I am sure your mother will teach you the tune
... If you are going to teach kids "The Kongsberg song" today, they could benefit from a history lesson or two ... The last silver mine was closed down some seventy years ago; noone living today has heard those "drønn fra fjellet" (booms from the mountain) or seen the town as as "sølvomspunnet" (spun in silver). The arms factory, for 150 years Kongsberg's cornerstone, was dissolved more than thirty years ago. (Among the scraps there are still some arms activity, but lots of it has actually moved to other places.) What is today a hydropower dam in the river was once a thundering riverfall under the old bridge (Gamlebrua), where the fossekall (the national bird of Norway, the white-throated dipper) had its nest behind a curtain of falling water.
You can still hear the "sus fra skogen" (winds blowing in the forest), but the rest is long gone ... Nostalgia isn't what it used to be ...
|
|
|
|
|
I've never heard this and certainly had to look up some words. And at first I puzzled over vekker, reading it as "weeks", because I used to alternate between Swedish and English until I was about 4 years old.
|
|
|
|
|
|
|
Why you have been alternating between Swedish and English until the age of four.
If you have Swedish and english speaking parents you don't stop at the age of four.
And if you had english speaking parents, but lived in sweden, you would normally not gave been alternating that very much.
|
|
|
|
|
My father was born in Sweden and my mother in Norway. They met in Sweden and emigrated to Canada, where I was born. So I spoke both Swedish and English until deciding that I'd better stick with English before starting school! I'm now better at Norwegian but Swedish sometimes creeps in. While visiting Gotland, I chatted with a woman who thought my Swedish was just fine, but I told her she was just being kind!
|
|
|
|
|
Ah, that's a combination I didn't think of. No wonder you're so knowledgeable of Scandinavia.
|
|
|
|
|
A story about Swedish and Norwegian - I know it is true, because it was experienced by the father of a classmate of mine: He was "turistsjef" (manager of tourist oriented activities in our town), in charge of a pan-Scandinavian conference of people with similar activities:
If meet grown people from Norway's Sognefjord, they sometimes speak a dialect that "no" Norwegian can understand a word of (and this happened 40+ years ago, then dialects were far more pronounced). Sweden has the same "problem" with elderly people from the Skåne district; some of them have a dialect which is almost like a different language.

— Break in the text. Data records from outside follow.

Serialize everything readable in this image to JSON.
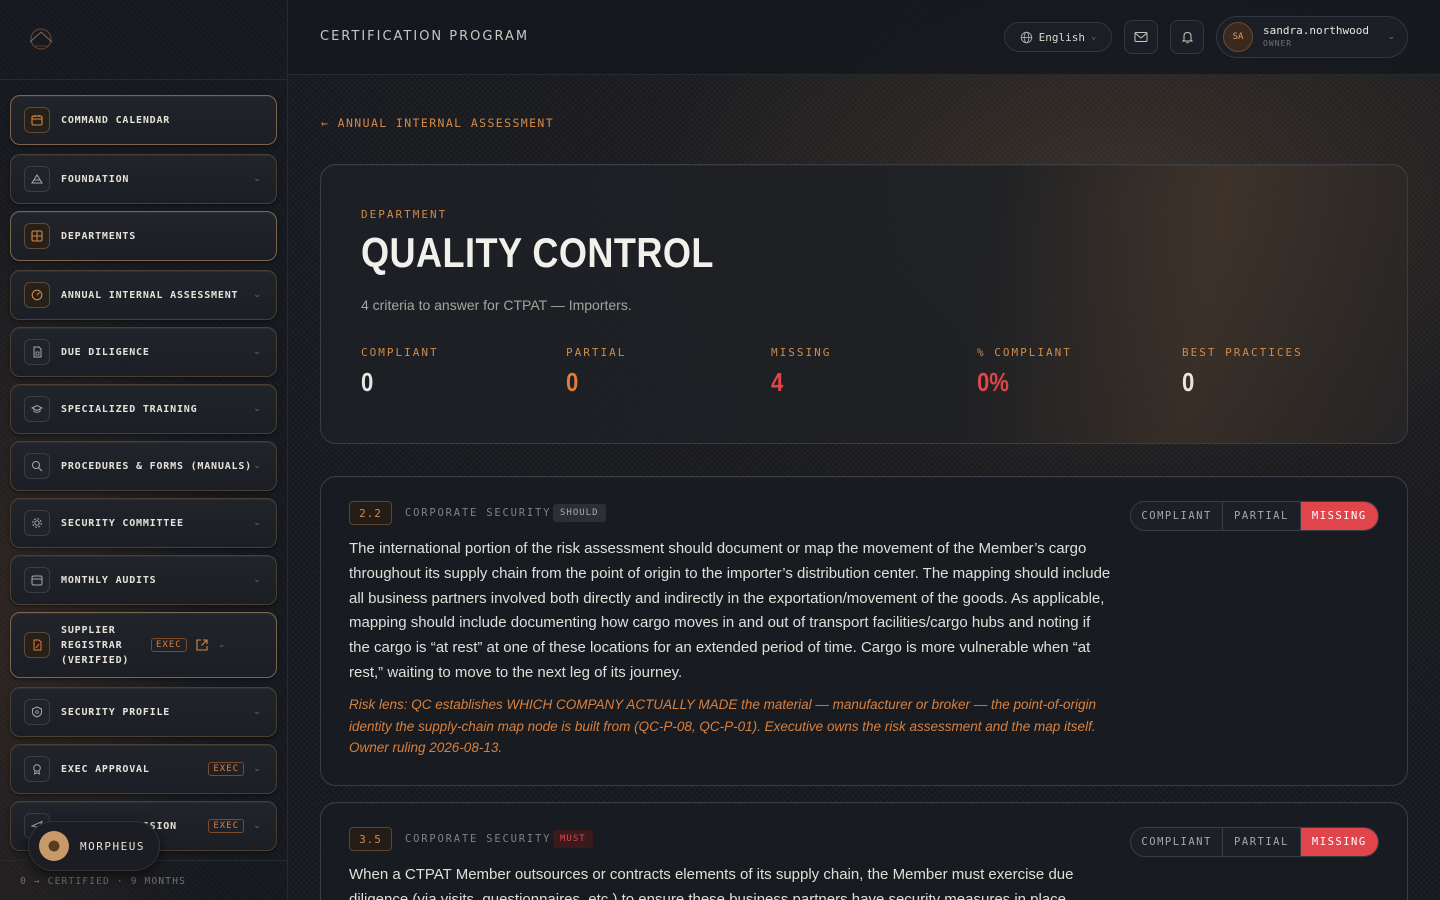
{
  "header": {
    "title": "CERTIFICATION PROGRAM",
    "language": "English",
    "user": {
      "initials": "SA",
      "name": "sandra.northwood",
      "role": "OWNER"
    }
  },
  "sidebar": {
    "items": [
      {
        "label": "COMMAND CALENDAR",
        "icon": "calendar-icon",
        "chevron": false
      },
      {
        "label": "FOUNDATION",
        "icon": "pyramid-icon",
        "chevron": true
      },
      {
        "label": "DEPARTMENTS",
        "icon": "grid-icon",
        "chevron": false
      },
      {
        "label": "ANNUAL INTERNAL ASSESSMENT",
        "icon": "gauge-icon",
        "chevron": true
      },
      {
        "label": "DUE DILIGENCE",
        "icon": "document-icon",
        "chevron": true
      },
      {
        "label": "SPECIALIZED TRAINING",
        "icon": "graduation-cap-icon",
        "chevron": true
      },
      {
        "label": "PROCEDURES & FORMS (MANUALS)",
        "icon": "magnifier-icon",
        "chevron": true
      },
      {
        "label": "SECURITY COMMITTEE",
        "icon": "gear-icon",
        "chevron": true
      },
      {
        "label": "MONTHLY AUDITS",
        "icon": "calendar-icon",
        "chevron": true
      },
      {
        "label": "SUPPLIER REGISTRAR (VERIFIED)",
        "icon": "file-edit-icon",
        "chevron": true,
        "badge": "EXEC"
      },
      {
        "label": "SECURITY PROFILE",
        "icon": "shield-icon",
        "chevron": true
      },
      {
        "label": "EXEC APPROVAL",
        "icon": "award-icon",
        "chevron": true,
        "badge": "EXEC"
      },
      {
        "label": "PORTAL SUBMISSION",
        "icon": "send-icon",
        "chevron": true,
        "badge": "EXEC"
      }
    ],
    "assistant": "MORPHEUS",
    "footer": "0 → CERTIFIED · 9 MONTHS"
  },
  "main": {
    "back_link": "← ANNUAL INTERNAL ASSESSMENT",
    "department": {
      "kicker": "DEPARTMENT",
      "title": "QUALITY CONTROL",
      "subtitle": "4 criteria to answer for CTPAT — Importers."
    },
    "stats": [
      {
        "label": "COMPLIANT",
        "value": "0",
        "color": "#e8e6e0"
      },
      {
        "label": "PARTIAL",
        "value": "0",
        "color": "#e07a3d"
      },
      {
        "label": "MISSING",
        "value": "4",
        "color": "#e0454c"
      },
      {
        "label": "% COMPLIANT",
        "value": "0%",
        "color": "#e0454c"
      },
      {
        "label": "BEST PRACTICES",
        "value": "0",
        "color": "#e8e6e0"
      }
    ],
    "criteria": [
      {
        "number": "2.2",
        "category": "CORPORATE SECURITY",
        "level": "SHOULD",
        "text": "The international portion of the risk assessment should document or map the movement of the Member’s cargo throughout its supply chain from the point of origin to the importer’s distribution center. The mapping should include all business partners involved both directly and indirectly in the exportation/movement of the goods. As applicable, mapping should include documenting how cargo moves in and out of transport facilities/cargo hubs and noting if the cargo is “at rest” at one of these locations for an extended period of time. Cargo is more vulnerable when “at rest,” waiting to move to the next leg of its journey.",
        "risk": "Risk lens: QC establishes WHICH COMPANY ACTUALLY MADE the material — manufacturer or broker — the point-of-origin identity the supply-chain map node is built from (QC-P-08, QC-P-01). Executive owns the risk assessment and the map itself. Owner ruling 2026-08-13.",
        "status_options": [
          "COMPLIANT",
          "PARTIAL",
          "MISSING"
        ],
        "status": "MISSING"
      },
      {
        "number": "3.5",
        "category": "CORPORATE SECURITY",
        "level": "MUST",
        "text": "When a CTPAT Member outsources or contracts elements of its supply chain, the Member must exercise due diligence (via visits, questionnaires, etc.) to ensure these business partners have security measures in place",
        "status_options": [
          "COMPLIANT",
          "PARTIAL",
          "MISSING"
        ],
        "status": "MISSING"
      }
    ]
  },
  "colors": {
    "accent": "#d08a4a",
    "missing": "#e0454c",
    "partial": "#e07a3d"
  }
}
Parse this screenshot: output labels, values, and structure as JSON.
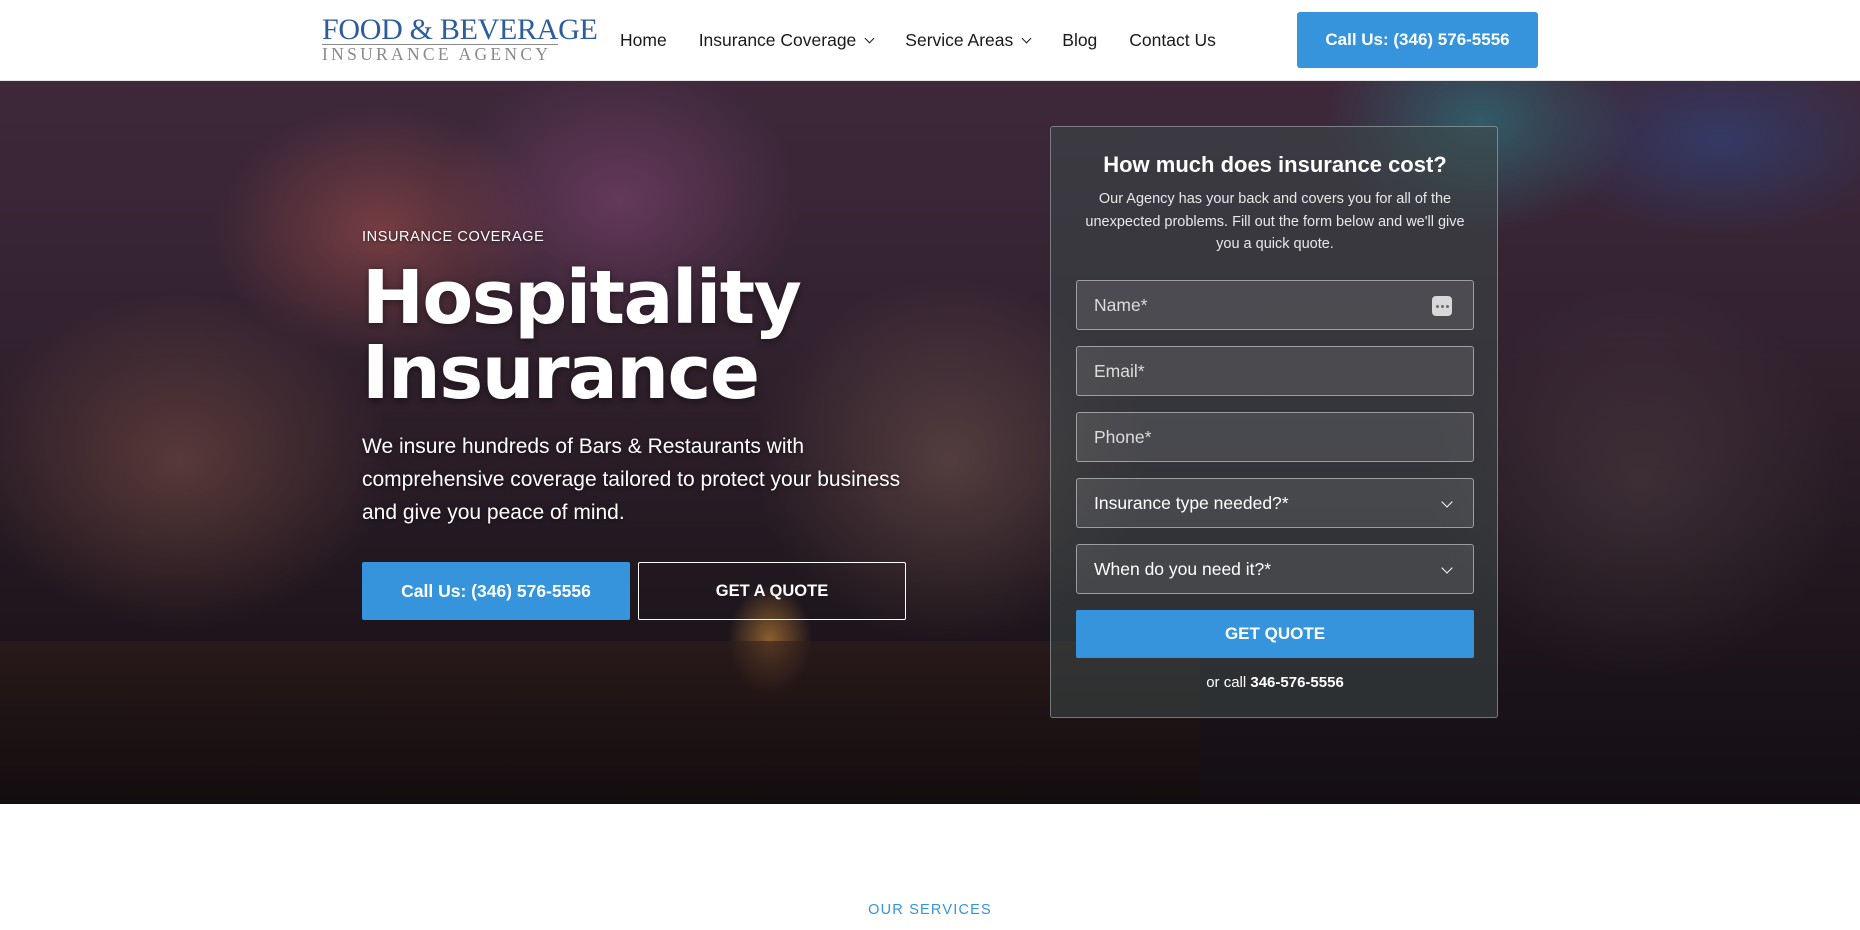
{
  "header": {
    "logo": {
      "line1": "Food & Beverage",
      "line2": "Insurance Agency"
    },
    "nav": [
      {
        "label": "Home",
        "has_dropdown": false
      },
      {
        "label": "Insurance Coverage",
        "has_dropdown": true
      },
      {
        "label": "Service Areas",
        "has_dropdown": true
      },
      {
        "label": "Blog",
        "has_dropdown": false
      },
      {
        "label": "Contact Us",
        "has_dropdown": false
      }
    ],
    "cta_label": "Call Us: (346) 576-5556"
  },
  "hero": {
    "eyebrow": "INSURANCE COVERAGE",
    "title": "Hospitality Insurance",
    "description": "We insure hundreds of Bars & Restaurants with comprehensive coverage tailored to protect your business and give you peace of mind.",
    "call_button": "Call Us: (346) 576-5556",
    "quote_button": "GET A QUOTE"
  },
  "quote_form": {
    "title": "How much does insurance cost?",
    "subtitle": "Our Agency has your back and covers you for all of the unexpected problems. Fill out the form below and we'll give you a quick quote.",
    "name_placeholder": "Name*",
    "email_placeholder": "Email*",
    "phone_placeholder": "Phone*",
    "type_select": "Insurance type needed?*",
    "when_select": "When do you need it?*",
    "submit_label": "GET QUOTE",
    "or_call_prefix": "or call",
    "or_call_number": "346-576-5556"
  },
  "services": {
    "label": "OUR SERVICES"
  },
  "colors": {
    "accent": "#3594db",
    "logo_blue": "#2d5d9c",
    "logo_gray": "#8a8a8a"
  }
}
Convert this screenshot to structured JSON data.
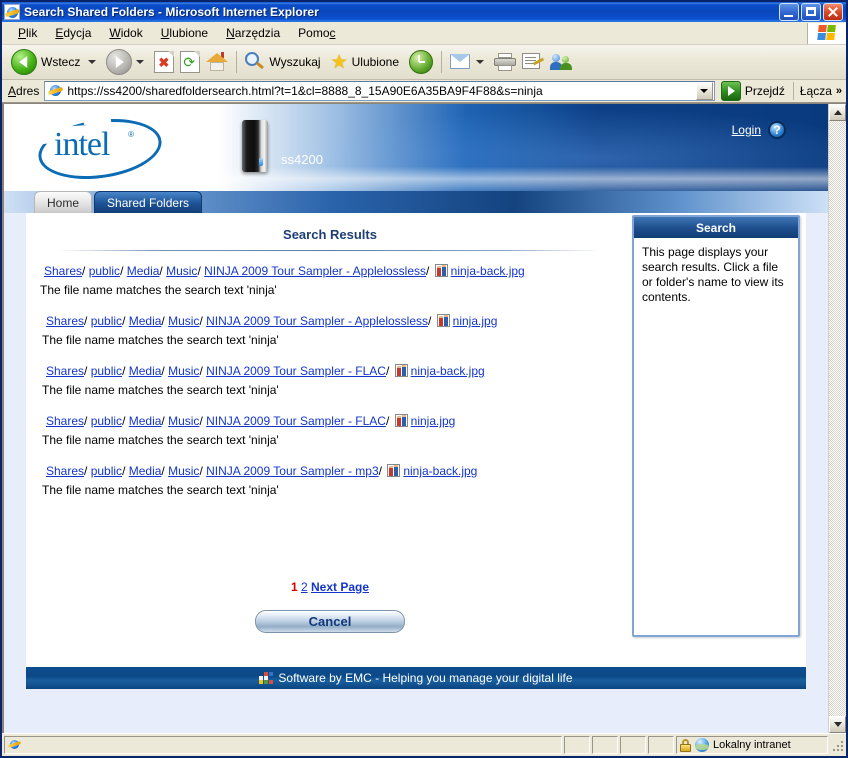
{
  "window": {
    "title": "Search Shared Folders - Microsoft Internet Explorer",
    "minimize_label": "Minimize",
    "maximize_label": "Maximize",
    "close_label": "Close"
  },
  "menu": {
    "items": [
      {
        "prefix": "",
        "accel": "P",
        "suffix": "lik"
      },
      {
        "prefix": "",
        "accel": "E",
        "suffix": "dycja"
      },
      {
        "prefix": "",
        "accel": "W",
        "suffix": "idok"
      },
      {
        "prefix": "",
        "accel": "U",
        "suffix": "lubione"
      },
      {
        "prefix": "",
        "accel": "N",
        "suffix": "arzędzia"
      },
      {
        "prefix": "Pomo",
        "accel": "c",
        "suffix": ""
      }
    ]
  },
  "toolbar": {
    "back_label": "Wstecz",
    "forward_label": "Forward",
    "stop_label": "Stop",
    "refresh_label": "Refresh",
    "home_label": "Home",
    "search_label": "Wyszukaj",
    "favorites_label": "Ulubione",
    "history_label": "History",
    "mail_label": "Mail",
    "print_label": "Print",
    "edit_label": "Edit",
    "messenger_label": "Messenger"
  },
  "address_bar": {
    "label": "Adres",
    "url": "https://ss4200/sharedfoldersearch.html?t=1&cl=8888_8_15A90E6A35BA9F4F88&s=ninja",
    "go_label": "Przejdź",
    "links_label": "Łącza",
    "links_chevron": "»"
  },
  "app_header": {
    "brand": "intel",
    "brand_reg": "®",
    "device_name": "ss4200",
    "login_label": "Login",
    "help_label": "?"
  },
  "tabs": [
    {
      "label": "Home",
      "active": false
    },
    {
      "label": "Shared Folders",
      "active": true
    }
  ],
  "main": {
    "heading": "Search Results",
    "results": [
      {
        "crumbs": [
          "Shares",
          "public",
          "Media",
          "Music",
          "NINJA 2009 Tour Sampler - Applelossless"
        ],
        "file": "ninja-back.jpg",
        "match": "The file name matches the search text 'ninja'"
      },
      {
        "crumbs": [
          "Shares",
          "public",
          "Media",
          "Music",
          "NINJA 2009 Tour Sampler - Applelossless"
        ],
        "file": "ninja.jpg",
        "match": "The file name matches the search text 'ninja'"
      },
      {
        "crumbs": [
          "Shares",
          "public",
          "Media",
          "Music",
          "NINJA 2009 Tour Sampler - FLAC"
        ],
        "file": "ninja-back.jpg",
        "match": "The file name matches the search text 'ninja'"
      },
      {
        "crumbs": [
          "Shares",
          "public",
          "Media",
          "Music",
          "NINJA 2009 Tour Sampler - FLAC"
        ],
        "file": "ninja.jpg",
        "match": "The file name matches the search text 'ninja'"
      },
      {
        "crumbs": [
          "Shares",
          "public",
          "Media",
          "Music",
          "NINJA 2009 Tour Sampler - mp3"
        ],
        "file": "ninja-back.jpg",
        "match": "The file name matches the search text 'ninja'"
      }
    ],
    "pager": {
      "current": "1",
      "page_two": "2",
      "next": "Next Page"
    },
    "cancel_label": "Cancel"
  },
  "side_panel": {
    "title": "Search",
    "body": "This page displays your search results. Click a file or folder's name to view its contents."
  },
  "footer": {
    "text": "Software by EMC - Helping you manage your digital life"
  },
  "status_bar": {
    "zone": "Lokalny intranet"
  },
  "colors": {
    "link": "#1436c8",
    "heading": "#1d3f75",
    "accent_blue": "#0b4e90",
    "current_page": "#cc0000",
    "intel_blue": "#0b6cb5"
  }
}
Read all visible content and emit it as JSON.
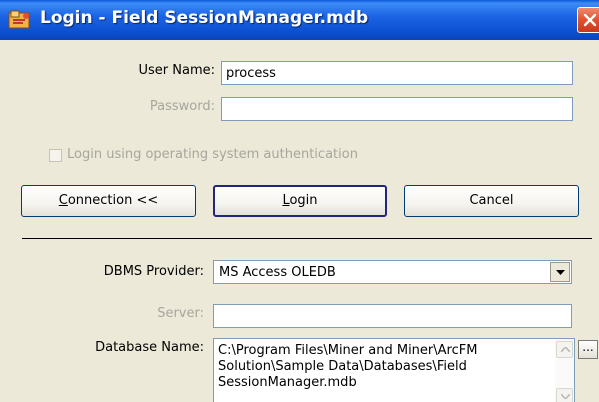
{
  "window": {
    "title": "Login - Field SessionManager.mdb",
    "close_icon": "close-icon",
    "app_icon": "app-icon"
  },
  "form": {
    "user_name_label": "User Name:",
    "user_name_value": "process",
    "password_label": "Password:",
    "password_value": "",
    "os_auth_label": "Login using operating system authentication",
    "os_auth_checked": false
  },
  "buttons": {
    "connection": "Connection <<",
    "login": "Login",
    "cancel": "Cancel"
  },
  "connection": {
    "dbms_provider_label": "DBMS Provider:",
    "dbms_provider_value": "MS Access OLEDB",
    "server_label": "Server:",
    "server_value": "",
    "database_name_label": "Database Name:",
    "database_name_value": "C:\\Program Files\\Miner and Miner\\ArcFM Solution\\Sample Data\\Databases\\Field SessionManager.mdb",
    "browse_label": "..."
  },
  "colors": {
    "titlebar": "#0b50d0",
    "dialog_bg": "#ece9d8",
    "disabled_text": "#a7a69d",
    "field_border": "#7f9db9",
    "close_red": "#e0512f"
  }
}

The distance from Sognefjord to Skåne is around 700 km in linear distance, at least a thousand km along the road, so there is not (and there has never been any) obvious direct communication paths between the two districts. Yet it turned out that the Sogn dialect deviations from standard Norwegian were so similar to the Skåne dialect deviations from standard Swedish, that the Sogn and Skåne representatives were chatting away, having no problems understanding each other. Other Norwegians, and other Swedes, standing ringside, didn't understand a word of what either of them were saying...
I guess that an essential part of the explantion is that both dialects had preserved essential elements from the same proto-Scandinavian Norse language of the viking ages, keeping alive a number of sounds, conjugations and inflection patterns that dissappeared from modern Swedish/Norwegian hundreds of years ago.
Most likely, both Sogn and Skåne dialects have been so watered out by the official national languages that today, you wouldn't have the same experience if Sogn and Skåne people met - they would understand each other, and be understood by the ringsiders, beacuase their languages would be far closer to the national "standard" lanaguages.
|
|
|
|
|
The Skåne dialect and pronunciation were quite influenced by Danish, which when spoken with a heavy native accent sounds like a throat disease, not a language. I heard a story about someone from Skåne asking a Stockholm resident for directions. They ended up using English to communicate.
When in Denmark, I could read things about as well as I can read Norwegian, but anything spoken was hopeless. On the other hand, my aunt married a Dane, and they sometimes spoke Danish. His accent was mild enough that I could understand them.
|
|
|
|
|
(Many) years ago I was cycle touring on my own in northern Norway, not long after living near Trondheim for 3 months. Got chatting to a local whilst awaiting a ferry. After a while she asked what part of Sweden I was from. Never having been "good" at languages this was the biggest compliment anyone could pay!
|
|
|
|
|
Now deceased comedian Harald Heide-Steen Jr. used to impersonate a Russsian submarine captain caught in Norwegain waters ("But we can't see that border underwater!"), speaking Norwegian with heavy Russian accent. One Russian language expert identified from this accent where Heide-Steen Jr. had learned is Russian, and was very surpriseed to learn that Heide-Steen Jr. didn't know a word of Russian. He had learned the accent without learning the language.
There are also a few Norwegian singer-songwriters who are extremely good at talking gibberish that doesn't sound like gibberish, usually either in Norwegian or English. Usually it starts out as meaningful words/sentences, but somewhere in the middle of it - you can't tell exactly where - you loose grip of it. It still is like the chatting you can hear from the neighbouring table at the café. It is the same language; you just cant make out the words.
That is tor of the opposite of what you describe, but I think it takes much of the same abilites, "having an ear for" (is that a valid way to phrase it in Englihs?) the language.
|
|
|
|
|
That's quite an achievement! You could probably have answered Jämtland and been believed.
|
|
|
|
|
|
Thanks for the hints.
The problem searching for homographs in a language not your native one is that often you do not know the two+ different pronounciations; you mispronounce some of the meanings. Actually, I did that myself once, laughing at this record sleeve identifying the lead (heavy metal) guitar - I honestly though that it was a joking way to say "heavy bass guitar". My friends laughed at my pun, and only much later did I discover what "lead guitar" really means (and how it is pronounced). My friends never discovered that I really made a fool of myself rather than making a pun ...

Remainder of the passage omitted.